A well-written business proposal can be a key part of achieving that and landing a job. It’s your one, and usually only, chance to connect with the client and make the case for your awesome skills and incredible delivery.
How to write a great business proposal
Unfortunately writing business proposals is something a lot of freelancers and small business owners feel intimidated by. Which is silly; if you’ve managed to master your profession, whether that might be, from web design to plumbing, it is quite easy to figure out how to start and put together a business proposal, as it’s mostly a “paint by numbers” affair.
As for how to do and present a great business proposal to a company or a customer, well, that’s all about having some experience in the area. Or, if you’d rather take a shortcut, you can get close just by applying our simple, battle-tested ideas, tips, and techniques. Beginning with…
1. The customer is always right
Well, maybe not always. When it comes to writing a commercial proposal, though, it all starts with what the customer wants.
Your first priority before you even attempt to write anything should be to understand the client’s needs, priorities, and constraints — and the best way to achieve that is by getting them to talk about the project. And not just the “big boss” — try to talk to all the people from the client’s side that will be involved with the project, either as end-users, stakeholders, or enablers.
This way you will manage to gain an introduction to the topics and components of a highly professional and targeted business proposal for your customer. Before you get to write that proposal, you should have a good grasp of the project’s desired scope and the business needs it is supposed to cover.
2. You need to compete
Whether the client asked you to write a business proposal for his project, or you cold-called him first, you need to keep in mind that you’re not their only option. Unless you have a long and stable history of working together, they’re probably weighing their options, e.g. by also asking several of your competitors for their offers, or by having a look at the overall market for such services.

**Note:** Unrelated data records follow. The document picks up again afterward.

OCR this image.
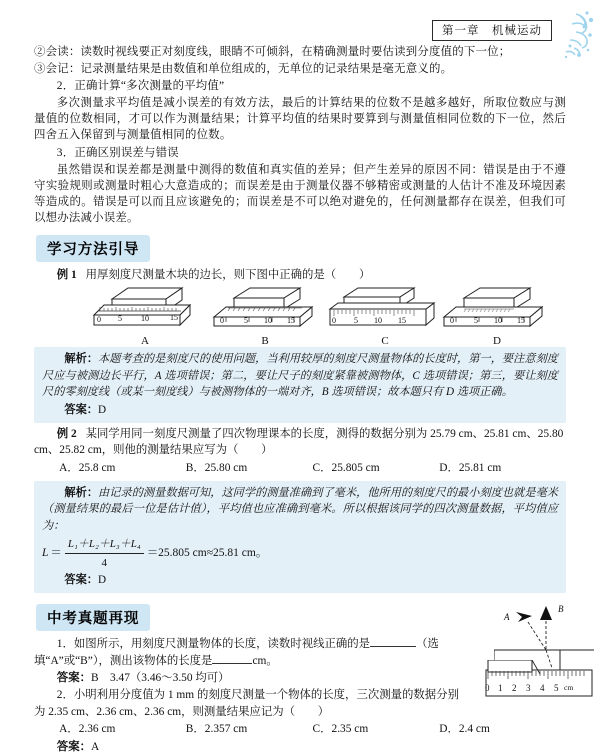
第一章　机械运动

②会读：读数时视线要正对刻度线，眼睛不可倾斜，在精确测量时要估读到分度值的下一位；

③会记：记录测量结果是由数值和单位组成的，无单位的记录结果是毫无意义的。

2．正确计算“多次测量的平均值”

多次测量求平均值是减小误差的有效方法，最后的计算结果的位数不是越多越好，所取位数应与测量值的位数相同，才可以作为测量结果；计算平均值的结果时要算到与测量值相同位数的下一位，然后四舍五入保留到与测量值相同的位数。

3．正确区别误差与错误

虽然错误和误差都是测量中测得的数值和真实值的差异；但产生差异的原因不同：错误是由于不遵守实验规则或测量时粗心大意造成的；而误差是由于测量仪器不够精密或测量的人估计不准及环境因素等造成的。错误是可以而且应该避免的；而误差是不可以绝对避免的，任何测量都存在误差，但我们可以想办法减小误差。

学习方法引导

例 1 用厚刻度尺测量木块的边长，则下图中正确的是（　　）

0 5 10	15
A
0	5 10 15
B
0 5 10 15
C
0	5 10 15
D
解析：本题考查的是刻度尺的使用问题，当利用较厚的刻度尺测量物体的长度时，第一，要注意刻度尺应与被测边长平行，A 选项错误；第二，要让尺子的刻度紧靠被测物体，C 选项错误；第三，要让刻度尺的零刻度线（或某一刻度线）与被测物体的一端对齐，B 选项错误；故本题只有 D 选项正确。
答案：D

例 2 某同学用同一刻度尺测量了四次物理课本的长度，测得的数据分别为 25.79 cm、25.81 cm、25.80 cm、25.82 cm，则他的测量结果应写为（　　）

A．25.8 cm	B．25.80 cm	C．25.805 cm	D．25.81 cm
解析：由记录的测量数据可知，这同学的测量准确到了毫米，他所用的刻度尺的最小刻度也就是毫米（测量结果的最后一位是估计值），平均值也应准确到毫米。所以根据该同学的四次测量数据，平均值应为：
$L = \frac{\text{L₁＋L₂＋L₃＋L₄}}{4} =25.805$ cm≈25.81 cm。
答案：D
中考真题再现

1．如图所示，用刻度尺测量物体的长度，读数时视线正确的是	（选填“A”或“B”），测出该物体的长度是	cm。

答案：B　3.47（3.46～3.50 均可）

2．小明利用分度值为 1 mm 的刻度尺测量一个物体的长度，三次测量的数据分别为 2.35 cm、2.36 cm、2.36 cm，则测量结果应记为（　　）

A．2.36 cm	B．2.357 cm	C．2.35 cm	D．2.4 cm

答案：A

A
B
0 1 2 3 4 5 cm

You should be already on top of what’s considered “state of the art” in your industry and offer them a good deal (price and scope-wise) with all the trimmings that they would expect for the kind of pricing that you ask for.

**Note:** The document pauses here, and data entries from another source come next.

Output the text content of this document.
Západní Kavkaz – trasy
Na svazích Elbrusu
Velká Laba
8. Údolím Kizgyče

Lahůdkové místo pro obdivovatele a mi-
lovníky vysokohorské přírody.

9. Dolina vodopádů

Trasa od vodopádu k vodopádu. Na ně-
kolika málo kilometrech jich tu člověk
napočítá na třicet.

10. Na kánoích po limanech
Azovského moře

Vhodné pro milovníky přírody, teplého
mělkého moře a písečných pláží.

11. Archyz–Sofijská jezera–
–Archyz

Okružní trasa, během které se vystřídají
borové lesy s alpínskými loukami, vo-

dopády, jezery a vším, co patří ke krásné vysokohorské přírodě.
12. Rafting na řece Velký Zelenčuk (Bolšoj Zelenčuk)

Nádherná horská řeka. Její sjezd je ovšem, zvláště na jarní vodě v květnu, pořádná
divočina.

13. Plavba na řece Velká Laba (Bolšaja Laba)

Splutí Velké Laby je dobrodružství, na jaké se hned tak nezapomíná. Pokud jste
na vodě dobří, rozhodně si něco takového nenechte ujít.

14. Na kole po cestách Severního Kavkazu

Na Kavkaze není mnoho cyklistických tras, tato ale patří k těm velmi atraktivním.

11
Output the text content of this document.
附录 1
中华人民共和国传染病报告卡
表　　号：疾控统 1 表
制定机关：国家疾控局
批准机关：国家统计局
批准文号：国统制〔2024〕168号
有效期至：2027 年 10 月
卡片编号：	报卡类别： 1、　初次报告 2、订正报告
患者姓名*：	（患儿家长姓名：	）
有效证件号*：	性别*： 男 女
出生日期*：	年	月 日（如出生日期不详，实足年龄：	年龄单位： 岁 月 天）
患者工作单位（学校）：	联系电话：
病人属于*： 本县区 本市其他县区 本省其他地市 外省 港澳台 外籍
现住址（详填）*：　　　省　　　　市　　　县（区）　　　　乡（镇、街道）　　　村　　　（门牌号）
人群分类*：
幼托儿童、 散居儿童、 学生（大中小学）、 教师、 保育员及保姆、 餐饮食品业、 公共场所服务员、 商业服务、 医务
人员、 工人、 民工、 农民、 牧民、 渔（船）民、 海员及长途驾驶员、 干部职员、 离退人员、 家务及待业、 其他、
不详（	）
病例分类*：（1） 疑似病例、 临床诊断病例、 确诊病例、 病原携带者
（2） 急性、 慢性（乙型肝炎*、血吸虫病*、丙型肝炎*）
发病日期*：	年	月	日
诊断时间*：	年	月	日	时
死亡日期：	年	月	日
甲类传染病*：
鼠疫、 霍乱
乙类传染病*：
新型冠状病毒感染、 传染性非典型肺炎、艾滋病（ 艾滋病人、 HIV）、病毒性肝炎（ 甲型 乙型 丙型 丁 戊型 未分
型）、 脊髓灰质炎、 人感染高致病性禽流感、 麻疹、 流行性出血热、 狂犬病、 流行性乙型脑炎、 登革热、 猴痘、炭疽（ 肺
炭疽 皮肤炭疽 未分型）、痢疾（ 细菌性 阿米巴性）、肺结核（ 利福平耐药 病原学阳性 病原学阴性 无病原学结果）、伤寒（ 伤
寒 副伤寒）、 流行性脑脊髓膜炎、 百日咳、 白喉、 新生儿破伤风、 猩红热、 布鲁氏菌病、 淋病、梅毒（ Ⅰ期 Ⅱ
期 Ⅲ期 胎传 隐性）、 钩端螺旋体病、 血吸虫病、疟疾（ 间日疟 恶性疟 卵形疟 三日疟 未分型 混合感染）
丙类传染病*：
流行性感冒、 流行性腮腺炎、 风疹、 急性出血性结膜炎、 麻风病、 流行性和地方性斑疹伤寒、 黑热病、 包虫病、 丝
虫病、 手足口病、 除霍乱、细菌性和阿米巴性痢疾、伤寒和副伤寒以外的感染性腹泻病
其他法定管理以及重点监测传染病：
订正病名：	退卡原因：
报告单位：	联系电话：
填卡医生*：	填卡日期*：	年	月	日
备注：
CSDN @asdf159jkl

If you are a web designer, for example, don’t propose some “web 2.0”-era design that’s not even responsive and try to charge dot com bubble prices for it — keep an eye on recent trends and best practices, and adjust your pricing according to the market (of course feel free to charge more if you’re demonstrably better and customers know it).
Oh, and your customers need to be competitive too. So, have a close look at what’s going on in their industry, what solutions their most important competitors have gone with, and how you can build something better that will differentiate them (and you).
3. Outline, fill in, refine and iterate
Those are the basic steps for all kinds of writing, be it business-oriented or creative. Whether you’re writing your next novel or your first business proposal, they will get you started and keep you going. Start with the outline — the headings of different sections and the list of things that you’ll need to address.
If you already have some more insight or knowledge of what should go in some particular section, e.g. a bullet list of requirements from the customer, or a breakdown of the development time, include it in the respective part in the outline, as simply and with as few words as possible. Your goal in this step is to just create the basic structure of the proposal. When creating the basis of your business proposal, remember to maintain a simple writing format.
While there are no definite rules about what to include in a business proposal, a good starting point would be:
– Introductory section
Describe the reason for the proposal and give a high-level view of the project.
– Project description
Describe the project in detail. Give the full list of the project’s specifications and requirements.
– Explain your solution
Describe what you offer to build, and how it meets the customer’s requirements. Talk about the methodology that you’ll follow, what makes you better than your average competitor, and how your approach is in accordance with your industry’s best practices.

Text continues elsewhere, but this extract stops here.